With the huge success of 2014, 2015 has a lot to live up to with Appalachia Cookie Co. This year, Holloman sees expansion and refinement.
Appalachia Cookie Co.’s shipment operation, which was instituted in November 2014, is one venture Holloman sees as a major focus in the upcoming year.
The company has already delivered domestically to North Carolina, Georgia, Virginia, Washington, California and Hawaii. It’s also shipped to Ireland, Japan and France, but only to send cookies to long-distance friends and family. Appalachia Cookie Co. does not offer international shipping as of now.
Another venture Appalachia Cookie Co. plans to instate this year is a philanthropy endeavor overseen by director Grace Neely, called the 30/30 Project, which aims every month to ship subscribers a box of a dozen cookies for the cost of $30 monthly, while donating enough out of the $30 to the Hunger and Health Coalition to go toward supplying a local family with 30 pounds of food.
“So the idea is that, at first, maybe we’ll have 100 subscriptions,” Holloman said. “That’ll be 3,000 pounds of food, which is kind of huge. I think as this grows, we will really be able to make a significant impact on not only our community, but also the surrounding communities and anywhere else we have locations.”
Holloman hopes the program will be up and running by February or March.
“We’re still playing around with it a little bit, and we’ll fine-tune it after we even get started, but it’ll be half a dozen of our cookie of the month and an assortment of other cookies,” Holloman said.

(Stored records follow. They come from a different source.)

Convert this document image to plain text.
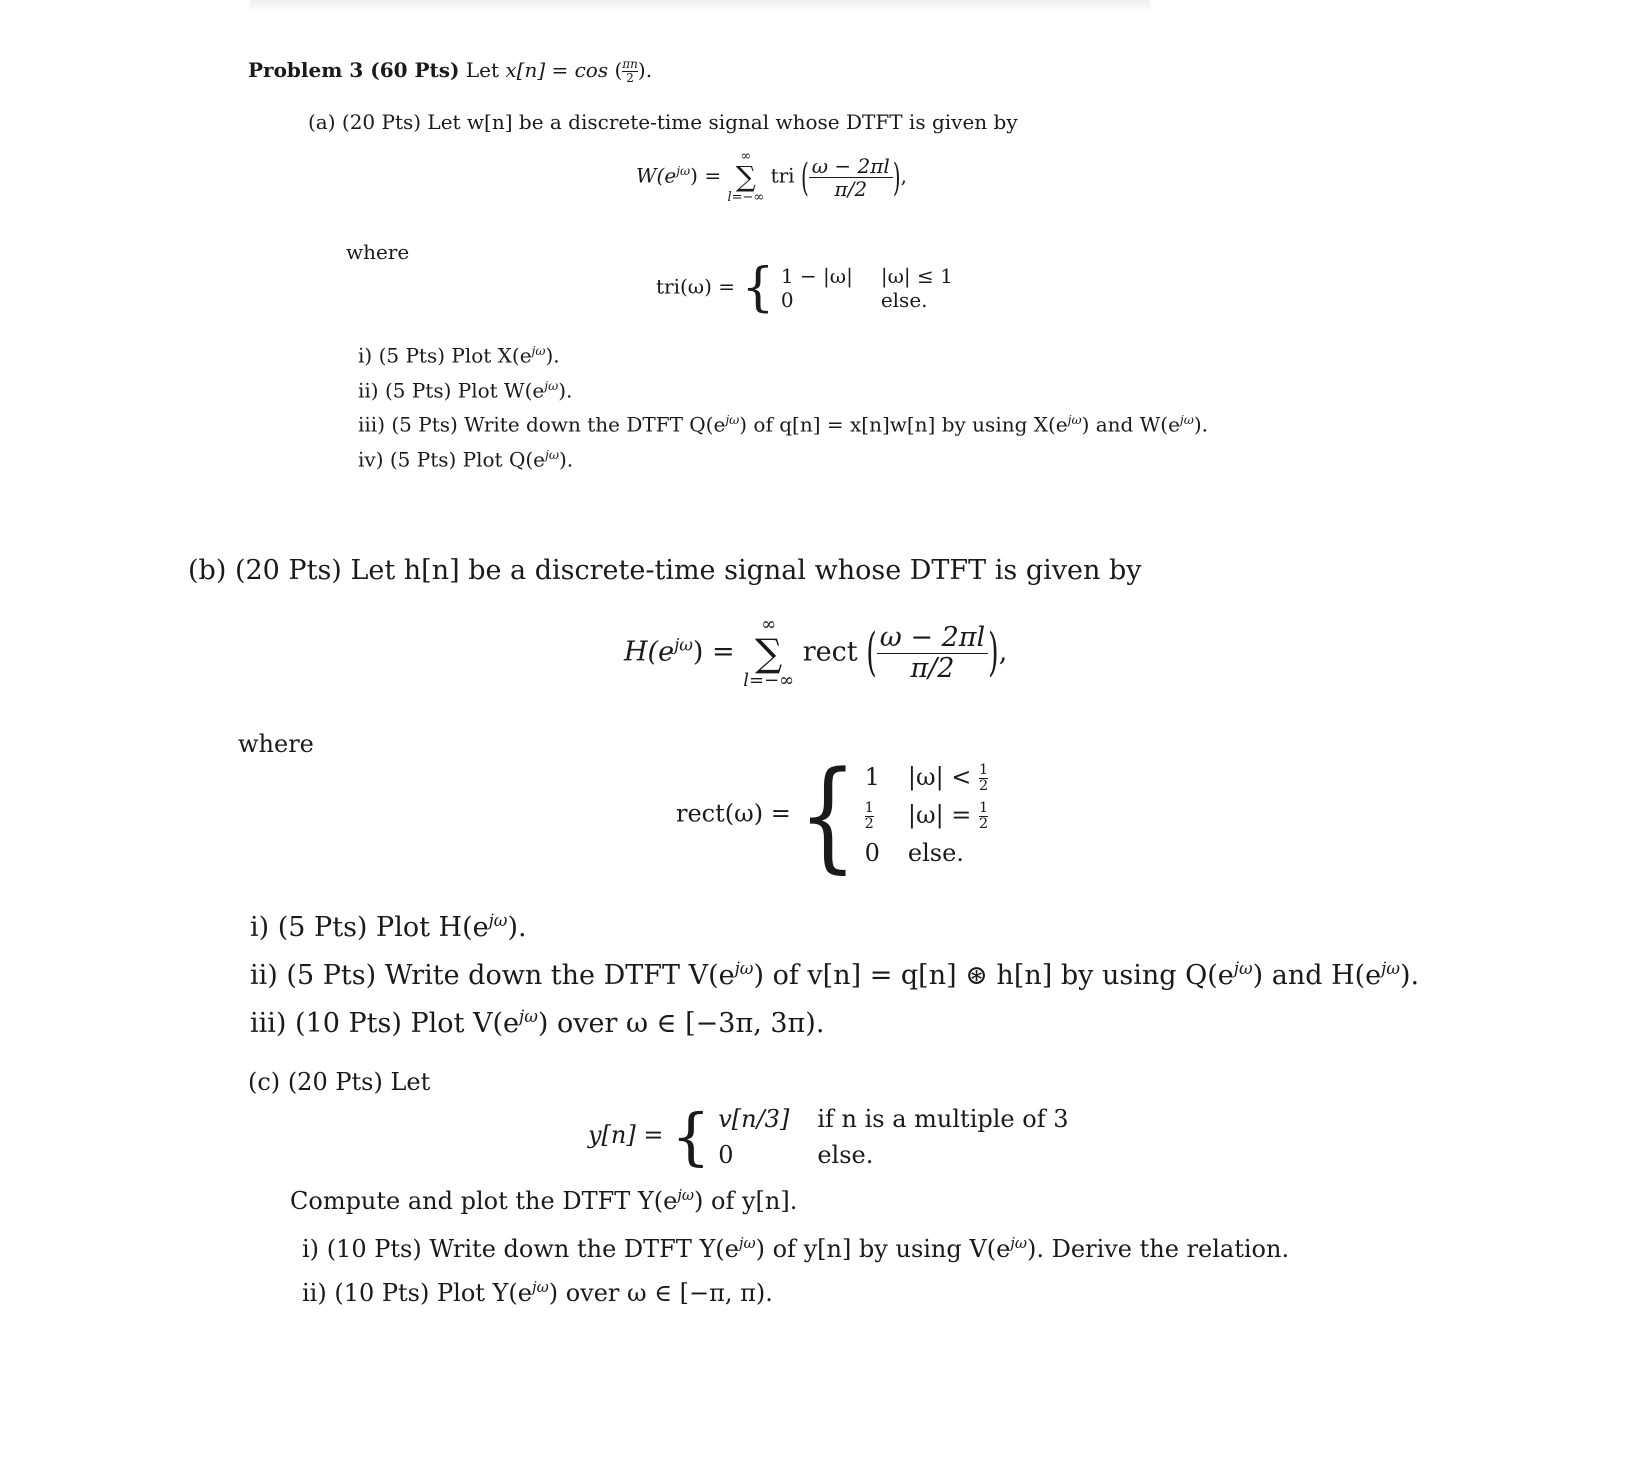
Problem 3 (60 Pts) Let x[n] = cos ( $\frac{\pi n}{2}$ ).
(a) (20 Pts) Let w[n] be a discrete-time signal whose DTFT is given by
$W(e^{j\omega})$ =
∞
∑
l=−∞
tri ( $\frac{\omega - 2\pi l}{\pi/2}$ ),
where
tri(ω) = { 1 − |ω|	|ω| ≤ 1
0	else.
i) (5 Pts) Plot $X(e^{j\omega})$.
ii) (5 Pts) Plot $W(e^{j\omega})$.
iii) (5 Pts) Write down the DTFT $Q(e^{j\omega})$ of q[n] = x[n]w[n] by using $X(e^{j\omega})$ and $W(e^{j\omega})$.
iv) (5 Pts) Plot $Q(e^{j\omega})$.
(b) (20 Pts) Let h[n] be a discrete-time signal whose DTFT is given by
$H(e^{j\omega})$ =
∞
∑
l=−∞
rect ( $\frac{\omega - 2\pi l}{\pi/2}$ ),
where
rect(ω) = { 1	$|\omega| < \frac{1}{2}$

$\frac{1}{2}$	$|\omega| = \frac{1}{2}$

0	else.
i) (5 Pts) Plot $H(e^{j\omega})$.
ii) (5 Pts) Write down the DTFT $V(e^{j\omega})$ of v[n] = q[n] ⊛ h[n] by using $Q(e^{j\omega})$ and $H(e^{j\omega})$.
iii) (10 Pts) Plot $V(e^{j\omega})$ over ω ∈ [−3π, 3π).
(c) (20 Pts) Let
y[n] = { v[n/3]	if n is a multiple of 3
0	else.
Compute and plot the DTFT $Y(e^{j\omega})$ of y[n].
i) (10 Pts) Write down the DTFT $Y(e^{j\omega})$ of y[n] by using $V(e^{j\omega})$. Derive the relation.
ii) (10 Pts) Plot $Y(e^{j\omega})$ over ω ∈ [−π, π).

Also in the cards for this year, Holloman is looking for another location to set up shop, including a more central walk-in location in downtown Boone, while maintaining the current location (368-4 N.C. 105 Bypass in Boone) strictly as a shipping operation.

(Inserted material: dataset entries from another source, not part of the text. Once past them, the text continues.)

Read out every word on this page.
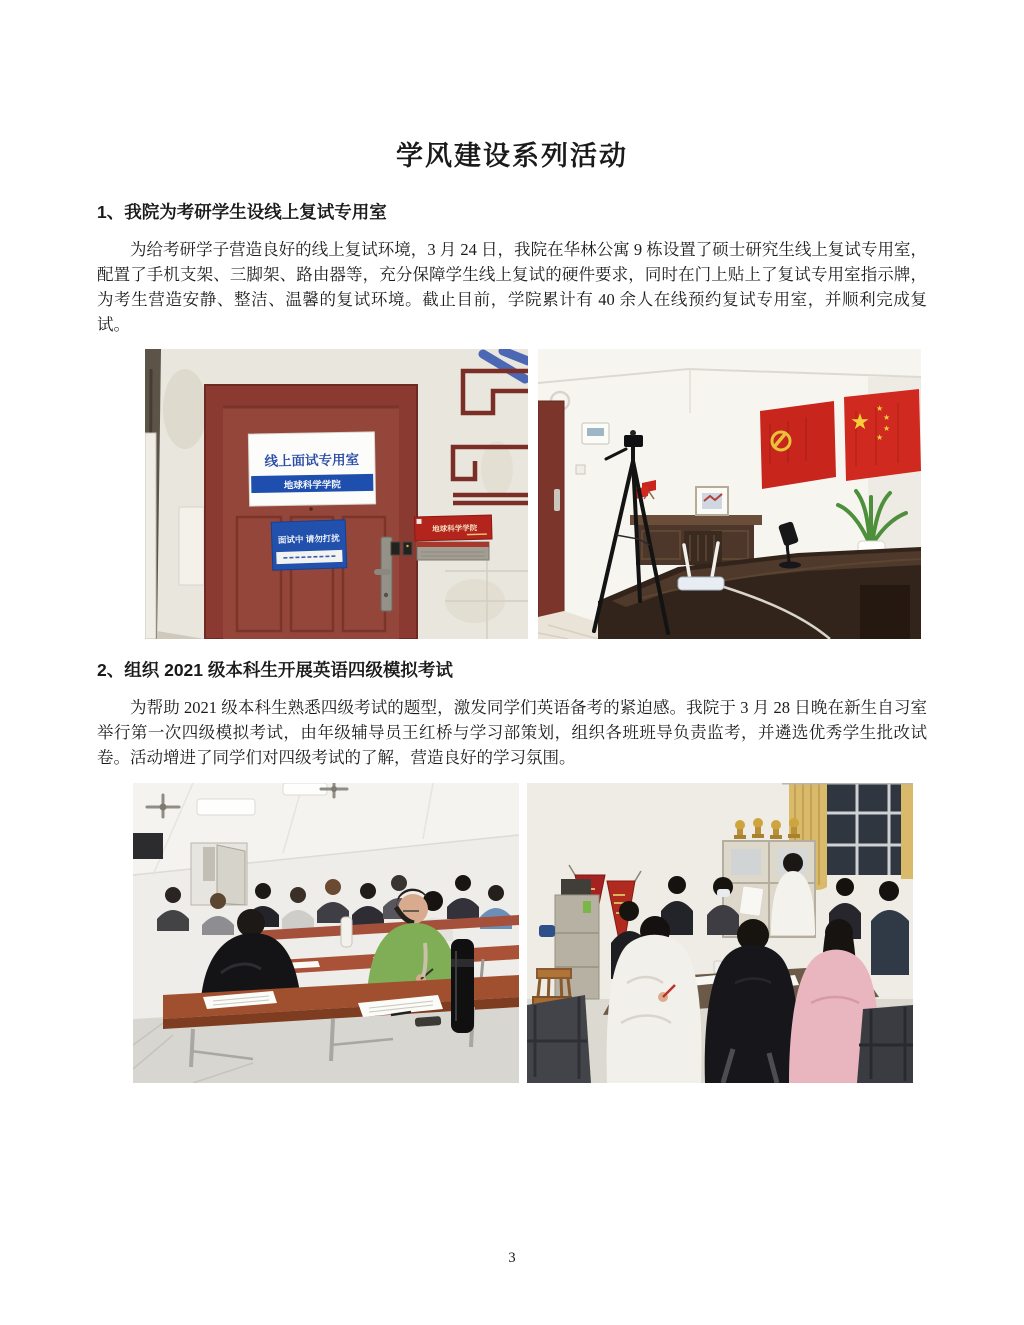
学风建设系列活动
1、我院为考研学生设线上复试专用室

为给考研学子营造良好的线上复试环境，3 月 24 日，我院在华林公寓 9 栋设置了硕士研究生线上复试专用室，配置了手机支架、三脚架、路由器等，充分保障学生线上复试的硬件要求，同时在门上贴上了复试专用室指示牌，为考生营造安静、整洁、温馨的复试环境。截止目前，学院累计有 40 余人在线预约复试专用室，并顺利完成复试。

线上面试专用室
地球科学学院
面试中 请勿打扰
地球科学学院
★
★
★
★
★
2、组织 2021 级本科生开展英语四级模拟考试

为帮助 2021 级本科生熟悉四级考试的题型，激发同学们英语备考的紧迫感。我院于 3 月 28 日晚在新生自习室举行第一次四级模拟考试，由年级辅导员王红桥与学习部策划，组织各班班导负责监考，并遴选优秀学生批改试卷。活动增进了同学们对四级考试的了解，营造良好的学习氛围。

3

“It would be nice to be on King Street,” Holloman said. “I think that we could handle it. I think we would do really well down there, honestly.”
On top of larger endeavors, Holloman also said another goal in 2015 is to work on some housekeeping for the shop, like updating the website, improving delivery speed and focusing on a better quality product.
“That’s something that we are always working on,” he said. “It’s going to be exciting to see what happens.”